The band Phish was in Miami to play four nights at the American Airlines Arena. I was baffled that a band could fill an arena for four nights when our professional basketball team, the Miami Heat often couldn’t get the same arena three quarters filled. A quick walk around the bordering parking lot and it all made sense. It was filled with a bunch of dirty hippies who drove down from whiter locales like Boulder, Colorado and Bloomington, Indiana.
Phish fans like to think of themselves as direct descendants of Deadheads. They follow their favorite band around, smoke a lot of pot, and conveniently forget to take showers. They walk around the premises with an index finger raised believing someone will hand them a complimentary ticket. It seemed naive, but some kid from Ohio swore it worked for him the night before.

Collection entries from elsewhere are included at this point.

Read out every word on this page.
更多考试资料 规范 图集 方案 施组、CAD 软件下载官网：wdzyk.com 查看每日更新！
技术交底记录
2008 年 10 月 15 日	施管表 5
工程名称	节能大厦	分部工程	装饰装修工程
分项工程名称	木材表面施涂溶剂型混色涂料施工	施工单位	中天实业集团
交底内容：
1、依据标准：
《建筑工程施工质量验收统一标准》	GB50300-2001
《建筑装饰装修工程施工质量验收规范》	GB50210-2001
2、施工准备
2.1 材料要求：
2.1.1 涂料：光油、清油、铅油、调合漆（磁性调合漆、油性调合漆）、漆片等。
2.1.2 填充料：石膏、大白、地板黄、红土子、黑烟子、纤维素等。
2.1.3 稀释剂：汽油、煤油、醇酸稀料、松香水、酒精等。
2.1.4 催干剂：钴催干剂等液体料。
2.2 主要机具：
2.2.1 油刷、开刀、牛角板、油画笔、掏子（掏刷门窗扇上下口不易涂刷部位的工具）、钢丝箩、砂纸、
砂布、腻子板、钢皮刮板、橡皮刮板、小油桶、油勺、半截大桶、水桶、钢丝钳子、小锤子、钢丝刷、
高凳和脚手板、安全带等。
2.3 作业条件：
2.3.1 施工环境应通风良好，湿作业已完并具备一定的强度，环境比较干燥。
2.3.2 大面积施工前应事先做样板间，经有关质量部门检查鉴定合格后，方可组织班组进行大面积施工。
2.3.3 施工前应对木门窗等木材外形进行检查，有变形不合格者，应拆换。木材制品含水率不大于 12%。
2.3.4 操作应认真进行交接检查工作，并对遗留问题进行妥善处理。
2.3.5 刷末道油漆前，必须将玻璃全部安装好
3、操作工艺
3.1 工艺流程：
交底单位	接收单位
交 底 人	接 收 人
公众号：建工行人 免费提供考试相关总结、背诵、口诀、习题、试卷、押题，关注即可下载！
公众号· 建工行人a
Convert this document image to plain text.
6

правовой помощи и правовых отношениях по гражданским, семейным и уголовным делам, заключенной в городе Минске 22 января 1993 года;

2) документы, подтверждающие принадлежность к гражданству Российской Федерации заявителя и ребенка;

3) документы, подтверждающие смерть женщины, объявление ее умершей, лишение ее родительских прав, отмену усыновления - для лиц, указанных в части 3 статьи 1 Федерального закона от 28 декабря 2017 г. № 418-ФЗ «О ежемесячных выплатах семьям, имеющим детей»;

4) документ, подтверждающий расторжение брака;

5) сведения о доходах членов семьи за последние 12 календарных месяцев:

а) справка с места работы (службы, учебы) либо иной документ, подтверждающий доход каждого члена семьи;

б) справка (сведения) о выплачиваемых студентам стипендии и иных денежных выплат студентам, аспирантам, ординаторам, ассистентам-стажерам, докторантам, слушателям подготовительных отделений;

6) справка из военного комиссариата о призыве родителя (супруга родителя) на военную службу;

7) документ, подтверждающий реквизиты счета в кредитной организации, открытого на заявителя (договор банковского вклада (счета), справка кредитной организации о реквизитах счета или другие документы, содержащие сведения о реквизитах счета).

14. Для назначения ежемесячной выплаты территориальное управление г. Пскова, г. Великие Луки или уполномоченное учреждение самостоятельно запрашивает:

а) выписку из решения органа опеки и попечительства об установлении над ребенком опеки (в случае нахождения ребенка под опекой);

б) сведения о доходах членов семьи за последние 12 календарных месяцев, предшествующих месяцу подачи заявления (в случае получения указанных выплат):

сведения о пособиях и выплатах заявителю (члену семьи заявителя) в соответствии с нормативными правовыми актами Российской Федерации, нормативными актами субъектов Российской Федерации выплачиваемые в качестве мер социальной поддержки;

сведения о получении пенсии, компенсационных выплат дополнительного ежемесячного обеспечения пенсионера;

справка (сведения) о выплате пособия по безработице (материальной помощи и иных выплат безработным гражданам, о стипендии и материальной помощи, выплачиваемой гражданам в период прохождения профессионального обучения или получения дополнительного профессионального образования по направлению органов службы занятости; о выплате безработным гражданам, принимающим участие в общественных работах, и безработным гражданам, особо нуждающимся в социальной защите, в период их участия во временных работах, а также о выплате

Around the parking lot there were whispers of a “narc” hanging around. Was I the narc they were talking about because it had been two days since my last shower rather than six?
This brand new contingent in the Miami market was being targeted by event promoters with Phish “afterparties”. One of these events held at The White Room in the Miami Design District featured a performance by my old friend Otto von Schirach.
I had known Otto since the seventh grade before he travelled to alternate dimensions. This evening he looked like he came straight from the dojo. He sported a samurai’s robe, hairdo and fu manchu missing the center of his mustache. I had seen his show when he came to Los Angeles a few years earlier, but he was missing his performers. He was armed with an entire entourage of which I was now a part.
We were pushed into the club free of charge. It seemed a little excessive to be charging twenty dollars, but apparently cell phones, are not the only accessory that differentiates Phish fans from old school Deadheads. They also have ATM cards.
The place quickly exceeded capacity with guys wearing sandals and hippy chicks with loose fitting braless blouses. This was not the typical Miami crowd. They were all dancing as the dj spun seventies funk and tracks from the Buena Vista Social Club. Then the music stopped. Otto was on stage equipped with a white Zorro mask. One of his dancers, Feathers, was standing next to him. They both silently had their arms raised with their hands in a triangle shape.
A couple people in the crowd starting booing. Others mocked them by aping their triangle salute. Otto then took the mike. “We come from the Bermuda Triangle.” The phrase Bermuda Triangle repeated in a digital echo as the beats began. I was right next to the speaker and I think my right ear drum collapsed. This was electronic music, not the countrified jam band the crowd travelled across the country to see. So at first there was indifference to what was happening onstage.
But then more and more freakiness came out. One dancer wore a zoot suit and an alligator head mask. Another stripped down to her underwear, occasionally wearing an American flag in a robe and mask similar to what prisoners wore in Gitmo. Then Nastie came on stage, a fat hairy man wearing nothing but a thong and cupid wings. When he climbed on to a stripper pole shaking his pale and flabby butt, the crowd finally got it. They were living out their fantasy.
They all longed to be in San Francisco in 1966 to be at an Acid Test hosted by the Merry Pranksters. This might be as close as they were ever going to get. They all started moving. When Feathers and the alligator head got on the floor, hippies girls started grinding up on them. Cameras were taken out and a hundred flashes went off. By the time Otto announced, “This will be my last song. Thank you for opening my third eye.” there was a sadness in the air. Otto started collecting his gear as much of the crowd had forgotten what act they saw earlier in the night.
Is that Otto von Bismark?
haha. . that sounds like a real show. Pure artistry and openness at its best.
OTTO VON SCHIRACH…..LEADER OF THE ZOMBIES
http://WWW.OTTOVONSCHIRACH.COM
Thank You, Pablo
Love : Mr.Feathers
THANK YOU : DAVID ROLLAND
Wasn’t at the show which was my loss; Otto and Feathers are the best.